Rachel Grob, MA, PhD

DFMCH senior scientist Rachel Grob, MA, PhD, helped developed a new patient narrative elicitation protocol that supplements the CAHPS® Clinician & Group Survey.

Rachel Grob, MA, PhD, a senior scientist in the UW Department of Family Medicine and Community Health, has helped develop a new national survey protocol that may more robustly capture patients’ experiences with their health care providers.

Dr. Grob, who is also the director of national initiatives for the UW-Madison Center for Patient Partnerships, created the “CAHPS Patient Narrative Elicitation Protocol” with colleagues from the Yale  University and RAND Corporation CAHPS Reports Team. (The team’s methods are summarized in a recent paper published in Health Services Research ).

The beta version of the protocol was made publicly available by the Agency for Healthcare Research and Quality (AHRQ) in December 2016.

Five Open-Ended Questions

The adult version of the protocol consists of five questions designed to lead patients through the telling of their health care stories in a structured sequence, thereby eliciting a clear and comprehensive portrayal of their experience. (The child version of the protocol has six questions.)

Although the protocol can be administered on its own, it’s intended to supplement the CAHPS® Clinician & Group Survey (CG-CAHPS), the standardized survey tool that health care organizations nationwide use to collect quality data.

The difference is that while CG-CAHPS consists of closed-ended questions, the new protocol consists of open-ended questions.

“What we didn’t have was a way of hearing from patients in their own words,” Dr. Grob explained. She added that the team used a scientific process to develop and test the new protocol’s questions, so that it would capture patient narratives that were “complete, balanced, meaningful and representative.”

The five questions are:

  1. What are the most important things that you look for in a healthcare provider and the staff in his or her office?
  2. When you think about the things that are most important to you, how do your provider and the staff in his or her office measure up?
  3. Now we’d like to focus on anything that has gone well in your experiences in the last 6 months with your provider and the staff in his or her office. Please explain what happened, how it happened, and how it felt to you.
  4. Next we’d like to focus on any experiences in the last 6 months with your provider and the staff in his or her office that you wish had gone differently. Please explain what happened, how it happened, and how it felt to you.
  5. Please describe how you and your provider relate to and interact with each other.

A Win for Patients, Providers and the System

Health care groups in California and Massachusetts have already used the beta protocol, and are beginning to use the data it yields for primary-care quality improvement projects. Dr. Grob and her colleagues are working to identify other organizations that could serve as early adopters.

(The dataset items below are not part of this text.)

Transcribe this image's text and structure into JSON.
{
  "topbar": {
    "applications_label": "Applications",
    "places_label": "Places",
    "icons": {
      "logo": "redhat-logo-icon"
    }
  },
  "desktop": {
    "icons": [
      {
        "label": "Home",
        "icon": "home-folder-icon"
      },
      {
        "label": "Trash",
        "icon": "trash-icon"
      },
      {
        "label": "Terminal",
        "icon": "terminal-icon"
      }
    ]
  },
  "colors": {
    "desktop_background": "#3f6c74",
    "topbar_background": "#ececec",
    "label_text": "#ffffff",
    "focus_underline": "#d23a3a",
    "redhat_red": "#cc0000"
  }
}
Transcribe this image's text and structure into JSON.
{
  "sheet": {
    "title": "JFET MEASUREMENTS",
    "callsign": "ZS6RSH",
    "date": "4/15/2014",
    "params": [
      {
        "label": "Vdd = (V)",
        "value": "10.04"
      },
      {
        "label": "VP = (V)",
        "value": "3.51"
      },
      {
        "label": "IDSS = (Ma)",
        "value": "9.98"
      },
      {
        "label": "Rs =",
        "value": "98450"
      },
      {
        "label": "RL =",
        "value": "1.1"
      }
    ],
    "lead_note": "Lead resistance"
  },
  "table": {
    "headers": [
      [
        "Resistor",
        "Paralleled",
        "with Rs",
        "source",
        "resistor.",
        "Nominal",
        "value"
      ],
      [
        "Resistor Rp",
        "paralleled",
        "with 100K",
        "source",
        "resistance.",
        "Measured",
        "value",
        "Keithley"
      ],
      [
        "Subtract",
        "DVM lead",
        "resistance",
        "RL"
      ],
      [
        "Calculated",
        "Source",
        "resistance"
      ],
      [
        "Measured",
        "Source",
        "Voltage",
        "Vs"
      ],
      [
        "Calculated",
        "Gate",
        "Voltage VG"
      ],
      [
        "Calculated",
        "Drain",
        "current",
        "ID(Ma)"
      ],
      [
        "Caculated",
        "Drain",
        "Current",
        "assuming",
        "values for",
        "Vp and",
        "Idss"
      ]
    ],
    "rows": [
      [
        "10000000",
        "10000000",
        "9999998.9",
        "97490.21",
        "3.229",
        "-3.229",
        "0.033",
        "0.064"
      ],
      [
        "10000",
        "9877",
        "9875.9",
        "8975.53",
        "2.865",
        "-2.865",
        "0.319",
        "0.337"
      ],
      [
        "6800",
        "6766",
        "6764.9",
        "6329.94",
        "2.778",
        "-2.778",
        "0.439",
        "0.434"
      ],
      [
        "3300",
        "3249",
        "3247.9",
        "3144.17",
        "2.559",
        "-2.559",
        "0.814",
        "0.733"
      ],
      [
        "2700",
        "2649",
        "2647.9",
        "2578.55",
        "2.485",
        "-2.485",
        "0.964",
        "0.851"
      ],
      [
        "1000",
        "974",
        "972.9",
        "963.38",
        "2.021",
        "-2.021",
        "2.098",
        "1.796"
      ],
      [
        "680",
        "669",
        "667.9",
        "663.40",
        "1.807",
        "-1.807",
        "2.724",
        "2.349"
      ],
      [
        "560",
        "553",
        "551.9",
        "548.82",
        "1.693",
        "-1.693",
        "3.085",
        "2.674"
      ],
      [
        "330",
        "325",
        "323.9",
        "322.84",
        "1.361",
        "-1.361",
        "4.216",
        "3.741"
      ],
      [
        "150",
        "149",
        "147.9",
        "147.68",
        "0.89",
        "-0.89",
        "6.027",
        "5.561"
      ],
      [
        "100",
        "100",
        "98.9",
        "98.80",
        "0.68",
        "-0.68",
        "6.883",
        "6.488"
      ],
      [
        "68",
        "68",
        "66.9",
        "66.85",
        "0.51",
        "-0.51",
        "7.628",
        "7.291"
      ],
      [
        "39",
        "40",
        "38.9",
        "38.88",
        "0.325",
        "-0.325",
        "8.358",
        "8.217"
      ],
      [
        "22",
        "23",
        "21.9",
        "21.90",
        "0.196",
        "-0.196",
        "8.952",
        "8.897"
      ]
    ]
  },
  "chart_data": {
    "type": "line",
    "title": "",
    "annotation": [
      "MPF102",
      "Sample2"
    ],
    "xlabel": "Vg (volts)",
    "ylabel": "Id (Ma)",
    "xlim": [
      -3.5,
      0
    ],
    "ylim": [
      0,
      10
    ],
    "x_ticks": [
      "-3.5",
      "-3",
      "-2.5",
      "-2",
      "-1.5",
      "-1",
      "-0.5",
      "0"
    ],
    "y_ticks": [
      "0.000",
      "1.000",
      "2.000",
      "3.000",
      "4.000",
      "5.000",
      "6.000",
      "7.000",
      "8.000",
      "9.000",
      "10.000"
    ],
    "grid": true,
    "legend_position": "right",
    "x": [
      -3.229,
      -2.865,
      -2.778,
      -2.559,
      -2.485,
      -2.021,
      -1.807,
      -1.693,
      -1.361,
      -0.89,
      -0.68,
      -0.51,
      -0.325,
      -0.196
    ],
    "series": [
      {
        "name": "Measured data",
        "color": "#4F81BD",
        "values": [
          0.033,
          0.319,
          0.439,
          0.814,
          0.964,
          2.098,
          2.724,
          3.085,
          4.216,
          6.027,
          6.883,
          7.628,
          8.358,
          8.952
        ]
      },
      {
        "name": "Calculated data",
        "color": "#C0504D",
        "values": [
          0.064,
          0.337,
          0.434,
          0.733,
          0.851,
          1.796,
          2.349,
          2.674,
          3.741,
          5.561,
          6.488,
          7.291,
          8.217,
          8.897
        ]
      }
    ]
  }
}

According to Dr. Grob, the new protocol is valuable in three distinct ways. Specifically:

  1. It provides concrete, actionable examples of aspects of care that are measured on closed-ended surveys;
  2. It highlights additional sub-categories of experience in areas such as access, communication, office staff and coordination that are not currently measured directly on surveys; and
  3. It highlights domains of care that are important to patients but not included on existing CG-CAHPS surveys.

“[This protocol] yields textured descriptions of things that you can’t learn from a closed-ended survey alone,” Dr. Grob reflected.

“It elicits narratives about care in patients’ own words,” she continued. “This makes patients part of the never-ending quality improvement that’s at the heart of any primary care endeavor. I think it’s a big win for patients, providers and the system alike.”